Re: Production Environments and "Foreign" Code
by michaeld (Monk) on Mar 13, 2003 at 10:01 UTC

    I work for an international VLO also. My experience is quite similar to yours: as long as the software has got a nice label on it and costs LOADS of money, it's OK.
    Perferably, the package should come with a costly upgrade program and a - yet again - very costly support program

    So when people like me come up with Open Source Software, or any other free and readily available stuff, managers tend to get frightened and turn away....

    I think it's a very common phenomenon which IMO is caused by two things:

    Ignorance
    Plain ignorance about what Open Source really is. To most managers, it only represents a risk (and I must admit that they're right upto some extend). What they lack to see it that it also represents possibilities ( to tailor the software to your own needs, etc...)
    Ergo: there's still a lot of work in advocating open source software... get to it!!!

    Fright
    Nobody ever got fired for choosing IBM (or any other major player in IT...)
    "What will I look like if Ze Big Boss finds out I've used Open Source in my project???"
    I don't think this needs much explanation, does it?

    As for myself, I use Perl to "fill up some of the gaps" in the project I'm working on: checking data integrity,etc...
    I don't think management is fully aware of this yet, but don't think I'll get much head wind when they do find out (as it does the job..)
    I'll keep my fingers crossed.

    Cheers
    Michael.

Re: Production Environments and "Foreign" Code
by helgi (Hermit) on Mar 13, 2003 at 14:21 UTC
    I find this a totally bizarre requirement/policy.

    Is it only Perl programmers who labour under these ridiculous restrictions or everybody?

    How on earth would Java or C++ or Delphi programmers function without "foreign" code?

    The whole idea is ludicrous.

    --
    Regards,
    Helgi Briem
    helgi AT decode DOT is

      I think we all bump into these kind of restrictions some time.

      But... there's no need to despair just yet!...I seem to remember that not long ago, Java was looked upon as "weird-stuff-never-to-be-touched-by-a-decent-IT-person". (In our company anyway...)

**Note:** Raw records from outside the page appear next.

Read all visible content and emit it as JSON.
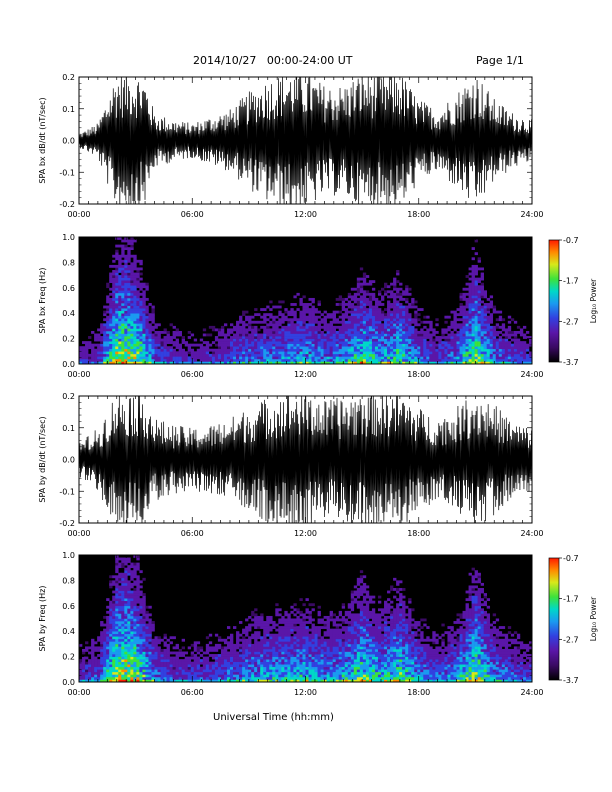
{
  "header": {
    "title": "2014/10/27   00:00-24:00 UT",
    "page": "Page 1/1"
  },
  "x_axis_title": "Universal Time (hh:mm)",
  "colorbar": {
    "label": "Log₁₀ Power",
    "ticks": [
      "-0.7",
      "-1.7",
      "-2.7",
      "-3.7"
    ],
    "range": [
      -3.7,
      -0.7
    ],
    "colormap": [
      "#000000",
      "#3a0a63",
      "#5a16a8",
      "#3240e0",
      "#1a9af0",
      "#00d8c8",
      "#3ce23c",
      "#d8e81a",
      "#ff8a00",
      "#ff1a00"
    ]
  },
  "chart_data": [
    {
      "type": "line",
      "panel": "waveform-bx",
      "ylabel": "SPA bx dB/dt (nT/sec)",
      "xlim": [
        0,
        24
      ],
      "ylim": [
        -0.2,
        0.2
      ],
      "xticks": [
        "00:00",
        "06:00",
        "12:00",
        "18:00",
        "24:00"
      ],
      "yticks": [
        "0.2",
        "0.1",
        "0.0",
        "-0.1",
        "-0.2"
      ],
      "x_hours": [
        0,
        1,
        2,
        2.5,
        3,
        3.5,
        4,
        5,
        6,
        7,
        8,
        9,
        10,
        11,
        12,
        13,
        14,
        15,
        16,
        17,
        18,
        19,
        20,
        21,
        22,
        23,
        24
      ],
      "envelope": [
        0.02,
        0.05,
        0.2,
        0.2,
        0.2,
        0.18,
        0.08,
        0.06,
        0.05,
        0.07,
        0.09,
        0.14,
        0.18,
        0.2,
        0.2,
        0.16,
        0.16,
        0.2,
        0.19,
        0.2,
        0.12,
        0.09,
        0.14,
        0.2,
        0.12,
        0.08,
        0.06
      ],
      "color": "#000000"
    },
    {
      "type": "heatmap",
      "panel": "spectrogram-bx",
      "ylabel": "SPA bx Freq (Hz)",
      "xlim": [
        0,
        24
      ],
      "ylim": [
        0,
        1.0
      ],
      "xticks": [
        "00:00",
        "06:00",
        "12:00",
        "18:00",
        "24:00"
      ],
      "yticks": [
        "1.0",
        "0.8",
        "0.6",
        "0.4",
        "0.2",
        "0.0"
      ],
      "value_range_log10": [
        -3.7,
        -0.7
      ],
      "x_hours": [
        0,
        1,
        2,
        2.5,
        3,
        3.5,
        4,
        5,
        6,
        7,
        8,
        9,
        10,
        11,
        12,
        13,
        14,
        15,
        16,
        17,
        18,
        19,
        20,
        21,
        22,
        23,
        24
      ],
      "activity": [
        0.28,
        0.35,
        0.9,
        0.92,
        0.85,
        0.7,
        0.45,
        0.35,
        0.3,
        0.35,
        0.4,
        0.48,
        0.5,
        0.55,
        0.6,
        0.5,
        0.55,
        0.75,
        0.6,
        0.72,
        0.5,
        0.4,
        0.5,
        0.85,
        0.5,
        0.4,
        0.35
      ]
    },
    {
      "type": "line",
      "panel": "waveform-by",
      "ylabel": "SPA by dB/dt (nT/sec)",
      "xlim": [
        0,
        24
      ],
      "ylim": [
        -0.2,
        0.2
      ],
      "xticks": [
        "00:00",
        "06:00",
        "12:00",
        "18:00",
        "24:00"
      ],
      "yticks": [
        "0.2",
        "0.1",
        "0.0",
        "-0.1",
        "-0.2"
      ],
      "x_hours": [
        0,
        1,
        2,
        2.5,
        3,
        3.5,
        4,
        5,
        6,
        7,
        8,
        9,
        10,
        11,
        12,
        13,
        14,
        15,
        16,
        17,
        18,
        19,
        20,
        21,
        22,
        23,
        24
      ],
      "envelope": [
        0.05,
        0.09,
        0.2,
        0.2,
        0.2,
        0.2,
        0.12,
        0.1,
        0.09,
        0.1,
        0.12,
        0.15,
        0.18,
        0.2,
        0.2,
        0.17,
        0.18,
        0.2,
        0.2,
        0.2,
        0.15,
        0.12,
        0.15,
        0.2,
        0.16,
        0.11,
        0.09
      ],
      "color": "#000000"
    },
    {
      "type": "heatmap",
      "panel": "spectrogram-by",
      "ylabel": "SPA by Freq (Hz)",
      "xlim": [
        0,
        24
      ],
      "ylim": [
        0,
        1.0
      ],
      "xticks": [
        "00:00",
        "06:00",
        "12:00",
        "18:00",
        "24:00"
      ],
      "yticks": [
        "1.0",
        "0.8",
        "0.6",
        "0.4",
        "0.2",
        "0.0"
      ],
      "value_range_log10": [
        -3.7,
        -0.7
      ],
      "x_hours": [
        0,
        1,
        2,
        2.5,
        3,
        3.5,
        4,
        5,
        6,
        7,
        8,
        9,
        10,
        11,
        12,
        13,
        14,
        15,
        16,
        17,
        18,
        19,
        20,
        21,
        22,
        23,
        24
      ],
      "activity": [
        0.35,
        0.42,
        0.92,
        0.95,
        0.88,
        0.72,
        0.5,
        0.4,
        0.38,
        0.42,
        0.48,
        0.55,
        0.6,
        0.62,
        0.65,
        0.58,
        0.62,
        0.8,
        0.65,
        0.8,
        0.55,
        0.45,
        0.55,
        0.88,
        0.55,
        0.45,
        0.4
      ]
    }
  ]
}
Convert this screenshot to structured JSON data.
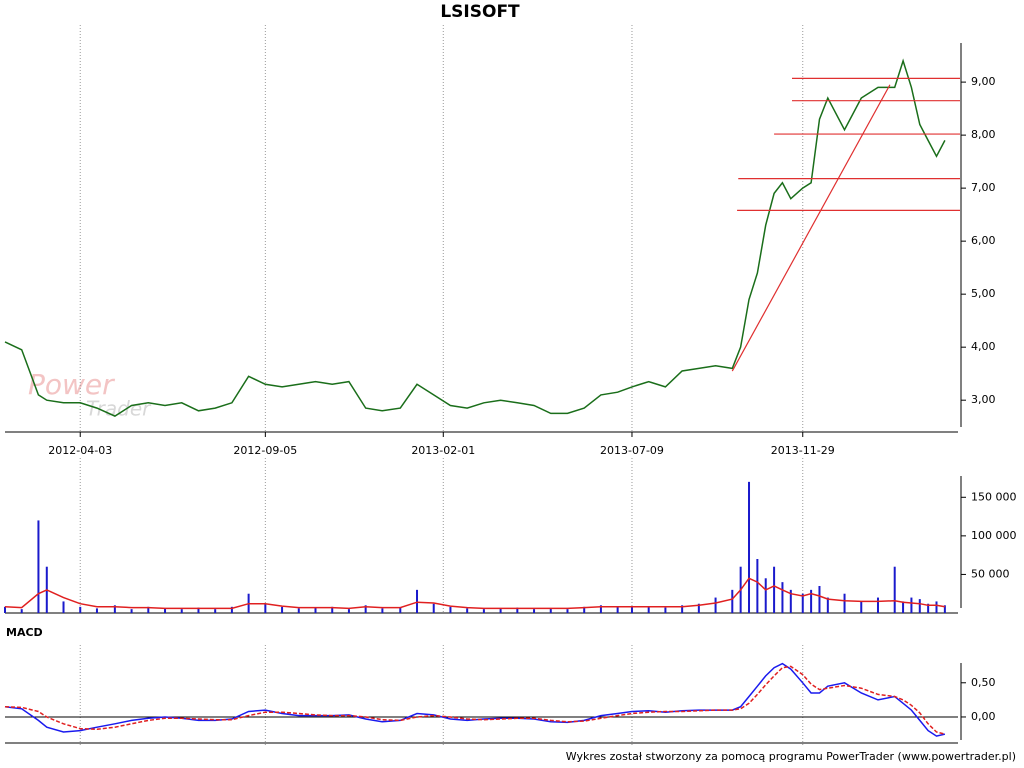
{
  "chart_data": [
    {
      "type": "line",
      "title": "LSISOFT",
      "color": "#1a6e1a",
      "logo": [
        "Power",
        "Trader"
      ],
      "x": [
        "2012-01-31",
        "2012-02-14",
        "2012-02-28",
        "2012-03-06",
        "2012-03-20",
        "2012-04-03",
        "2012-04-17",
        "2012-05-02",
        "2012-05-16",
        "2012-05-30",
        "2012-06-13",
        "2012-06-27",
        "2012-07-11",
        "2012-07-25",
        "2012-08-08",
        "2012-08-22",
        "2012-09-05",
        "2012-09-19",
        "2012-10-03",
        "2012-10-17",
        "2012-10-31",
        "2012-11-14",
        "2012-11-28",
        "2012-12-12",
        "2012-12-27",
        "2013-01-10",
        "2013-01-24",
        "2013-02-07",
        "2013-02-21",
        "2013-03-07",
        "2013-03-21",
        "2013-04-04",
        "2013-04-18",
        "2013-05-02",
        "2013-05-16",
        "2013-05-30",
        "2013-06-13",
        "2013-06-27",
        "2013-07-09",
        "2013-07-23",
        "2013-08-06",
        "2013-08-20",
        "2013-09-03",
        "2013-09-17",
        "2013-10-01",
        "2013-10-08",
        "2013-10-15",
        "2013-10-22",
        "2013-10-29",
        "2013-11-05",
        "2013-11-12",
        "2013-11-19",
        "2013-11-29",
        "2013-12-06",
        "2013-12-13",
        "2013-12-20",
        "2014-01-03",
        "2014-01-17",
        "2014-01-31",
        "2014-02-14",
        "2014-02-21",
        "2014-02-28",
        "2014-03-07",
        "2014-03-14",
        "2014-03-21",
        "2014-03-28"
      ],
      "values": [
        4.1,
        3.95,
        3.1,
        3.0,
        2.95,
        2.95,
        2.85,
        2.7,
        2.9,
        2.95,
        2.9,
        2.95,
        2.8,
        2.85,
        2.95,
        3.45,
        3.3,
        3.25,
        3.3,
        3.35,
        3.3,
        3.35,
        2.85,
        2.8,
        2.85,
        3.3,
        3.1,
        2.9,
        2.85,
        2.95,
        3.0,
        2.95,
        2.9,
        2.75,
        2.75,
        2.85,
        3.1,
        3.15,
        3.25,
        3.35,
        3.25,
        3.55,
        3.6,
        3.65,
        3.6,
        4.0,
        4.9,
        5.4,
        6.3,
        6.9,
        7.1,
        6.8,
        7.0,
        7.1,
        8.3,
        8.7,
        8.1,
        8.7,
        8.9,
        8.9,
        9.4,
        8.9,
        8.2,
        7.9,
        7.6,
        7.9
      ],
      "xlim": [
        "2012-01-31",
        "2014-04-08"
      ],
      "xticks": [
        "2012-04-03",
        "2012-09-05",
        "2013-02-01",
        "2013-07-09",
        "2013-11-29"
      ],
      "ylim": [
        2.4,
        9.7
      ],
      "yticks": [
        {
          "value": 3,
          "label": "3,00"
        },
        {
          "value": 4,
          "label": "4,00"
        },
        {
          "value": 5,
          "label": "5,00"
        },
        {
          "value": 6,
          "label": "6,00"
        },
        {
          "value": 7,
          "label": "7,00"
        },
        {
          "value": 8,
          "label": "8,00"
        },
        {
          "value": 9,
          "label": "9,00"
        }
      ],
      "grid": true,
      "level_color": "#e03030",
      "level_lines": [
        {
          "value": 9.07,
          "from": "2013-11-20"
        },
        {
          "value": 8.65,
          "from": "2013-11-20"
        },
        {
          "value": 8.02,
          "from": "2013-11-05"
        },
        {
          "value": 7.18,
          "from": "2013-10-06"
        },
        {
          "value": 6.58,
          "from": "2013-10-05"
        }
      ],
      "trend_line": {
        "x": [
          "2013-10-01",
          "2014-02-10"
        ],
        "y": [
          3.55,
          8.95
        ]
      }
    },
    {
      "type": "bar",
      "color": "#1a1acc",
      "average_color": "#e02020",
      "x": [
        "2012-01-31",
        "2012-02-14",
        "2012-02-28",
        "2012-03-06",
        "2012-03-20",
        "2012-04-03",
        "2012-04-17",
        "2012-05-02",
        "2012-05-16",
        "2012-05-30",
        "2012-06-13",
        "2012-06-27",
        "2012-07-11",
        "2012-07-25",
        "2012-08-08",
        "2012-08-22",
        "2012-09-05",
        "2012-09-19",
        "2012-10-03",
        "2012-10-17",
        "2012-10-31",
        "2012-11-14",
        "2012-11-28",
        "2012-12-12",
        "2012-12-27",
        "2013-01-10",
        "2013-01-24",
        "2013-02-07",
        "2013-02-21",
        "2013-03-07",
        "2013-03-21",
        "2013-04-04",
        "2013-04-18",
        "2013-05-02",
        "2013-05-16",
        "2013-05-30",
        "2013-06-13",
        "2013-06-27",
        "2013-07-09",
        "2013-07-23",
        "2013-08-06",
        "2013-08-20",
        "2013-09-03",
        "2013-09-17",
        "2013-10-01",
        "2013-10-08",
        "2013-10-15",
        "2013-10-22",
        "2013-10-29",
        "2013-11-05",
        "2013-11-12",
        "2013-11-19",
        "2013-11-29",
        "2013-12-06",
        "2013-12-13",
        "2013-12-20",
        "2014-01-03",
        "2014-01-17",
        "2014-01-31",
        "2014-02-14",
        "2014-02-21",
        "2014-02-28",
        "2014-03-07",
        "2014-03-14",
        "2014-03-21",
        "2014-03-28"
      ],
      "values": [
        8000,
        5000,
        120000,
        60000,
        15000,
        8000,
        6000,
        10000,
        5000,
        8000,
        6000,
        5000,
        7000,
        5000,
        8000,
        25000,
        12000,
        8000,
        6000,
        7000,
        8000,
        5000,
        10000,
        6000,
        7000,
        30000,
        12000,
        8000,
        6000,
        5000,
        6000,
        7000,
        5000,
        6000,
        5000,
        8000,
        10000,
        8000,
        9000,
        8000,
        7000,
        10000,
        12000,
        20000,
        30000,
        60000,
        170000,
        70000,
        45000,
        60000,
        40000,
        30000,
        25000,
        30000,
        35000,
        20000,
        25000,
        15000,
        20000,
        60000,
        15000,
        20000,
        18000,
        12000,
        15000,
        10000
      ],
      "average_values": [
        8000,
        7000,
        25000,
        30000,
        20000,
        12000,
        8000,
        8000,
        7000,
        7000,
        6000,
        6000,
        6000,
        6000,
        6000,
        12000,
        12000,
        9000,
        7000,
        7000,
        7000,
        6000,
        8000,
        7000,
        7000,
        14000,
        13000,
        9000,
        7000,
        6000,
        6000,
        6000,
        6000,
        6000,
        6000,
        7000,
        8000,
        8000,
        8000,
        8000,
        8000,
        8000,
        10000,
        13000,
        18000,
        30000,
        45000,
        40000,
        30000,
        35000,
        30000,
        25000,
        22000,
        25000,
        22000,
        18000,
        16000,
        15000,
        15000,
        16000,
        14000,
        13000,
        12000,
        10000,
        10000,
        8000
      ],
      "xlim": [
        "2012-01-31",
        "2014-04-08"
      ],
      "ylim": [
        0,
        175000
      ],
      "yticks": [
        {
          "value": 50000,
          "label": "50 000"
        },
        {
          "value": 100000,
          "label": "100 000"
        },
        {
          "value": 150000,
          "label": "150 000"
        }
      ],
      "grid": true
    },
    {
      "type": "line",
      "title": "MACD",
      "color": "#1a1aee",
      "signal_color": "#e02020",
      "x": [
        "2012-01-31",
        "2012-02-14",
        "2012-02-28",
        "2012-03-06",
        "2012-03-20",
        "2012-04-03",
        "2012-04-17",
        "2012-05-02",
        "2012-05-16",
        "2012-05-30",
        "2012-06-13",
        "2012-06-27",
        "2012-07-11",
        "2012-07-25",
        "2012-08-08",
        "2012-08-22",
        "2012-09-05",
        "2012-09-19",
        "2012-10-03",
        "2012-10-17",
        "2012-10-31",
        "2012-11-14",
        "2012-11-28",
        "2012-12-12",
        "2012-12-27",
        "2013-01-10",
        "2013-01-24",
        "2013-02-07",
        "2013-02-21",
        "2013-03-07",
        "2013-03-21",
        "2013-04-04",
        "2013-04-18",
        "2013-05-02",
        "2013-05-16",
        "2013-05-30",
        "2013-06-13",
        "2013-06-27",
        "2013-07-09",
        "2013-07-23",
        "2013-08-06",
        "2013-08-20",
        "2013-09-03",
        "2013-09-17",
        "2013-10-01",
        "2013-10-08",
        "2013-10-15",
        "2013-10-22",
        "2013-10-29",
        "2013-11-05",
        "2013-11-12",
        "2013-11-19",
        "2013-11-29",
        "2013-12-06",
        "2013-12-13",
        "2013-12-20",
        "2014-01-03",
        "2014-01-17",
        "2014-01-31",
        "2014-02-14",
        "2014-02-21",
        "2014-02-28",
        "2014-03-07",
        "2014-03-14",
        "2014-03-21",
        "2014-03-28"
      ],
      "values": [
        0.15,
        0.12,
        -0.05,
        -0.15,
        -0.22,
        -0.2,
        -0.15,
        -0.1,
        -0.05,
        -0.02,
        0.0,
        -0.02,
        -0.05,
        -0.05,
        -0.03,
        0.08,
        0.1,
        0.05,
        0.02,
        0.02,
        0.02,
        0.03,
        -0.03,
        -0.07,
        -0.05,
        0.05,
        0.03,
        -0.03,
        -0.05,
        -0.03,
        -0.02,
        -0.02,
        -0.03,
        -0.07,
        -0.08,
        -0.05,
        0.02,
        0.05,
        0.08,
        0.09,
        0.07,
        0.09,
        0.1,
        0.1,
        0.1,
        0.15,
        0.3,
        0.45,
        0.6,
        0.72,
        0.78,
        0.7,
        0.5,
        0.35,
        0.35,
        0.45,
        0.5,
        0.35,
        0.25,
        0.3,
        0.2,
        0.1,
        -0.05,
        -0.2,
        -0.28,
        -0.25
      ],
      "signal_values": [
        0.15,
        0.14,
        0.08,
        0.0,
        -0.1,
        -0.17,
        -0.18,
        -0.15,
        -0.1,
        -0.05,
        -0.02,
        -0.02,
        -0.03,
        -0.04,
        -0.04,
        0.02,
        0.07,
        0.07,
        0.05,
        0.03,
        0.02,
        0.02,
        0.0,
        -0.04,
        -0.05,
        0.0,
        0.02,
        0.0,
        -0.03,
        -0.04,
        -0.03,
        -0.02,
        -0.02,
        -0.05,
        -0.07,
        -0.06,
        -0.02,
        0.02,
        0.05,
        0.07,
        0.08,
        0.08,
        0.09,
        0.1,
        0.1,
        0.12,
        0.2,
        0.33,
        0.47,
        0.6,
        0.72,
        0.74,
        0.62,
        0.48,
        0.4,
        0.42,
        0.46,
        0.42,
        0.33,
        0.3,
        0.25,
        0.17,
        0.06,
        -0.1,
        -0.22,
        -0.25
      ],
      "xlim": [
        "2012-01-31",
        "2014-04-08"
      ],
      "ylim": [
        -0.41,
        0.76
      ],
      "yticks": [
        {
          "value": 0,
          "label": "0,00"
        },
        {
          "value": 0.5,
          "label": "0,50"
        }
      ],
      "grid": true
    }
  ],
  "footer": "Wykres został stworzony za pomocą programu PowerTrader (www.powertrader.pl)"
}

      And look where Java ended up today!

      It's just a matter of time and patience...

      Cheers,
      Michael.

      The snide answer is that only Perl programmers are productive enough to be able to rewrite the foreign code and still get their work done.

      But the truth is that there are many who have helped major projects crash and burn by re-inventing the wheel. Check out Crash And Burn Java for instance, among its tips is re-invent your infrastructure so that you can use up some programming talent and then have something else to sell afterwards. (That rant is, I understand, based on an actual project.)